Tuesday, January 16, 2007

Reading Fiasco

Tom Ricks' book really is as good as people say. You should read it. I'd offer to lend my copy out, except I'm borrowing it from the library.

One interesting point that Ricks mentions is that there is a generational transition going on within the US Army -- the generation of men who directly experienced Vietnam is retiring, and the generation of men who began their careers post-Vietnam are now in levels of high command. To Ricks, this is important because it means the current commanders -- and crucially, the commanders who botched the early Iraq War -- have an inflated sense of America's power. They have, after all, only seen America succeed at war -- Panama, Kuwait, Bosnia, etc. Ricks also sees this as leading to America's hubris-laden invasion of Iraq.

Color me unconvinced. First of all, the military officer most responsible for the Iraq invasion plan is Tommy Franks. He served in Vietnam as an artillery officer commissioned in 1967. His immediate predecessor at CENTCOM, and fiercest uniformed critic of his invasion, was Tony Zinni. He also served in Vietnam, commissioned in... 1965. Seems to me that's an awfully slim "generational" gap.

The simpler, though less attractive for a historical study, to simply say that a) Tommy Franks wasn't fit to devise a war plan of this complexity and scope, and b) even if he was, he wasn't the man pulling the strings. Don Rumsfeld would not allow a competent invasion to have occurred, because he didn't believe in the things that would have made the invasion competent (500k troops, counter-insurgency, de-emphasizing technology, etc.)
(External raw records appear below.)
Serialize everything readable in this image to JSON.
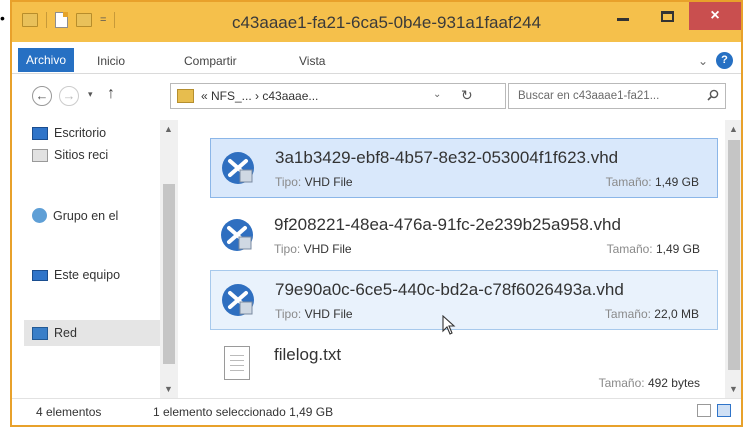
{
  "window": {
    "title": "c43aaae1-fa21-6ca5-0b4e-931a1faaf244",
    "close_glyph": "×"
  },
  "quick_access": {
    "dropdown_glyph": "="
  },
  "ribbon": {
    "tabs": [
      "Archivo",
      "Inicio",
      "Compartir",
      "Vista"
    ],
    "expand_glyph": "⌄",
    "help_glyph": "?"
  },
  "address": {
    "back_glyph": "←",
    "forward_glyph": "→",
    "recent_glyph": "▾",
    "up_glyph": "↑",
    "path": "« NFS_... › c43aaae...",
    "dropdown_glyph": "⌄",
    "refresh_glyph": "↻",
    "search_placeholder": "Buscar en c43aaae1-fa21..."
  },
  "nav_pane": {
    "items": [
      {
        "label": "Escritorio",
        "icon": "desktop-icon"
      },
      {
        "label": "Sitios reci",
        "icon": "recent-places-icon"
      },
      {
        "label": "Grupo en el",
        "icon": "homegroup-icon"
      },
      {
        "label": "Este equipo",
        "icon": "this-pc-icon"
      },
      {
        "label": "Red",
        "icon": "network-icon"
      }
    ],
    "selected": "Red"
  },
  "files": [
    {
      "name": "3a1b3429-ebf8-4b57-8e32-053004f1f623.vhd",
      "type_label": "Tipo:",
      "type": "VHD File",
      "size_label": "Tamaño:",
      "size": "1,49 GB",
      "icon": "vhd-file-icon",
      "state": "selected"
    },
    {
      "name": "9f208221-48ea-476a-91fc-2e239b25a958.vhd",
      "type_label": "Tipo:",
      "type": "VHD File",
      "size_label": "Tamaño:",
      "size": "1,49 GB",
      "icon": "vhd-file-icon",
      "state": "normal"
    },
    {
      "name": "79e90a0c-6ce5-440c-bd2a-c78f6026493a.vhd",
      "type_label": "Tipo:",
      "type": "VHD File",
      "size_label": "Tamaño:",
      "size": "22,0 MB",
      "icon": "vhd-file-icon",
      "state": "hover"
    },
    {
      "name": "filelog.txt",
      "type_label": "",
      "type": "",
      "size_label": "Tamaño:",
      "size": "492 bytes",
      "icon": "text-file-icon",
      "state": "normal"
    }
  ],
  "status_bar": {
    "count": "4 elementos",
    "selection": "1 elemento seleccionado  1,49 GB"
  },
  "colors": {
    "titlebar": "#f5c04b",
    "accent": "#2670c3",
    "selection": "#d9e8fb",
    "close": "#c94f4f"
  }
}
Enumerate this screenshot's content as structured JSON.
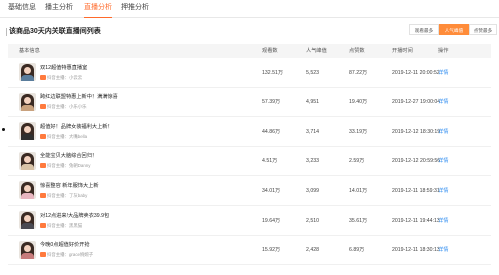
{
  "tabs": [
    "基础信息",
    "播主分析",
    "直播分析",
    "押推分析"
  ],
  "active_tab": 2,
  "section_title": "该商品30天内关联直播间列表",
  "sort_buttons": {
    "labels": [
      "观看最多",
      "人气峰值",
      "点赞最多"
    ],
    "active": 1
  },
  "table": {
    "columns": [
      "基本信息",
      "观看数",
      "人气峰值",
      "点赞数",
      "开播时间",
      "操作"
    ],
    "host_prefix": "抖音主播：",
    "detail_label": "详情",
    "rows": [
      {
        "title": "双12超值特惠直播室",
        "host": "小云云",
        "views": "132.51万",
        "peak": "5,523",
        "likes": "87.22万",
        "start_time": "2019-12-11 20:00:52",
        "thumb_color": "#5a7d9c"
      },
      {
        "title": "跨红边联盟特惠上新中！满满惊喜",
        "host": "小乐小乐",
        "views": "57.39万",
        "peak": "4,951",
        "likes": "19.40万",
        "start_time": "2019-12-27 19:00:04",
        "thumb_color": "#c9a27e"
      },
      {
        "title": "超值好！品牌女装福利大上新！",
        "host": "大嘴bella",
        "views": "44.86万",
        "peak": "3,714",
        "likes": "33.19万",
        "start_time": "2019-12-12 18:30:19",
        "thumb_color": "#2f2f2f"
      },
      {
        "title": "全能宝贝大脑综合回归！",
        "host": "兔朝Danny",
        "views": "4.51万",
        "peak": "3,233",
        "likes": "2.59万",
        "start_time": "2019-12-12 20:59:56",
        "thumb_color": "#d9c4a8"
      },
      {
        "title": "惊喜整容 新年服饰大上新",
        "host": "了灰baby",
        "views": "34.01万",
        "peak": "3,099",
        "likes": "14.01万",
        "start_time": "2019-12-11 18:59:31",
        "thumb_color": "#e8b6c0"
      },
      {
        "title": "对12点进来!大品牌卖衣39.9包",
        "host": "黑黑猫",
        "views": "19.64万",
        "peak": "2,510",
        "likes": "35.61万",
        "start_time": "2019-12-11 19:44:13",
        "thumb_color": "#4a4a52"
      },
      {
        "title": "今晚0点超值好价开抢",
        "host": "grace婉婉子",
        "views": "15.92万",
        "peak": "2,428",
        "likes": "6.89万",
        "start_time": "2019-12-11 18:30:13",
        "thumb_color": "#c77b7b"
      }
    ]
  }
}
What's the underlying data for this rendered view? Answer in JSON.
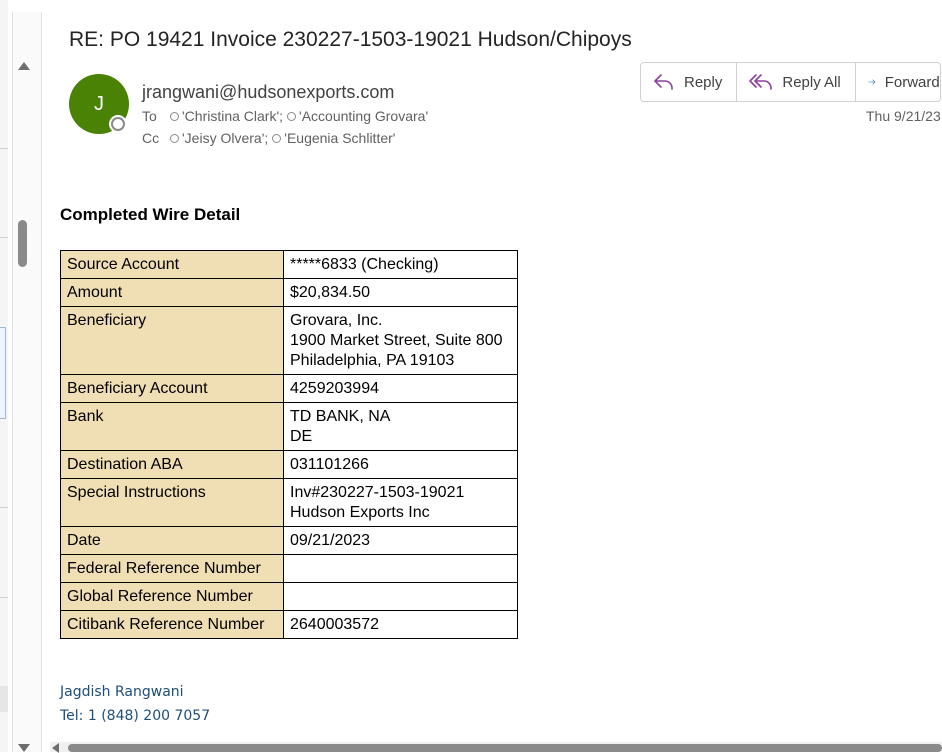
{
  "email": {
    "subject": "RE: PO 19421 Invoice 230227-1503-19021 Hudson/Chipoys",
    "avatar_initial": "J",
    "avatar_color": "#498205",
    "sender": "jrangwani@hudsonexports.com",
    "to_label": "To",
    "to": [
      "'Christina Clark';",
      "'Accounting Grovara'"
    ],
    "cc_label": "Cc",
    "cc": [
      "'Jeisy Olvera';",
      "'Eugenia Schlitter'"
    ],
    "date": "Thu 9/21/23"
  },
  "actions": {
    "reply": "Reply",
    "reply_all": "Reply All",
    "forward": "Forward"
  },
  "body": {
    "heading": "Completed Wire Detail",
    "table": [
      {
        "key": "Source Account",
        "value": [
          "*****6833 (Checking)"
        ]
      },
      {
        "key": "Amount",
        "value": [
          "$20,834.50"
        ]
      },
      {
        "key": "Beneficiary",
        "value": [
          "Grovara, Inc.",
          "1900 Market Street, Suite 800",
          "Philadelphia, PA 19103"
        ]
      },
      {
        "key": "Beneficiary Account",
        "value": [
          "4259203994"
        ]
      },
      {
        "key": "Bank",
        "value": [
          "TD BANK, NA",
          "DE"
        ]
      },
      {
        "key": "Destination ABA",
        "value": [
          "031101266"
        ]
      },
      {
        "key": "Special Instructions",
        "value": [
          "Inv#230227-1503-19021",
          "Hudson Exports Inc"
        ]
      },
      {
        "key": "Date",
        "value": [
          "09/21/2023"
        ]
      },
      {
        "key": "Federal Reference Number",
        "value": []
      },
      {
        "key": "Global Reference Number",
        "value": []
      },
      {
        "key": "Citibank Reference Number",
        "value": [
          "2640003572"
        ]
      }
    ],
    "signature_name": "Jagdish Rangwani",
    "signature_tel": "Tel: 1 (848) 200 7057"
  },
  "colors": {
    "table_key_bg": "#f0deb4",
    "accent_icon": "#8e3fa0",
    "forward_icon": "#0f6cbd",
    "signature": "#1f4e79"
  }
}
That's not to say that the people who dreamed up this nightmare weren't overly impressed by the events of Panama, Kuwait, etc. Obviously, people like David Frum, Richard Perle, Paul Wolfowitz, and the rest of the neocon gang saw victories like Gulf War '91 and incorrectly saw an "easy" win. But Ricks doesn't make a strong case that the Army has institutionally begun to forget the lessons of Vietnam.

Post-update: It occurs that maybe the Franks/Zinni comparison is inadequate for my argument. Zinni, after all, is a Marine while Franks is US Army. Zinni's predecessor, one J.H. Binford Peay III (seriously) is Army, and has also criticized the invasion plan, though he primarily blames Rumsfled (of course).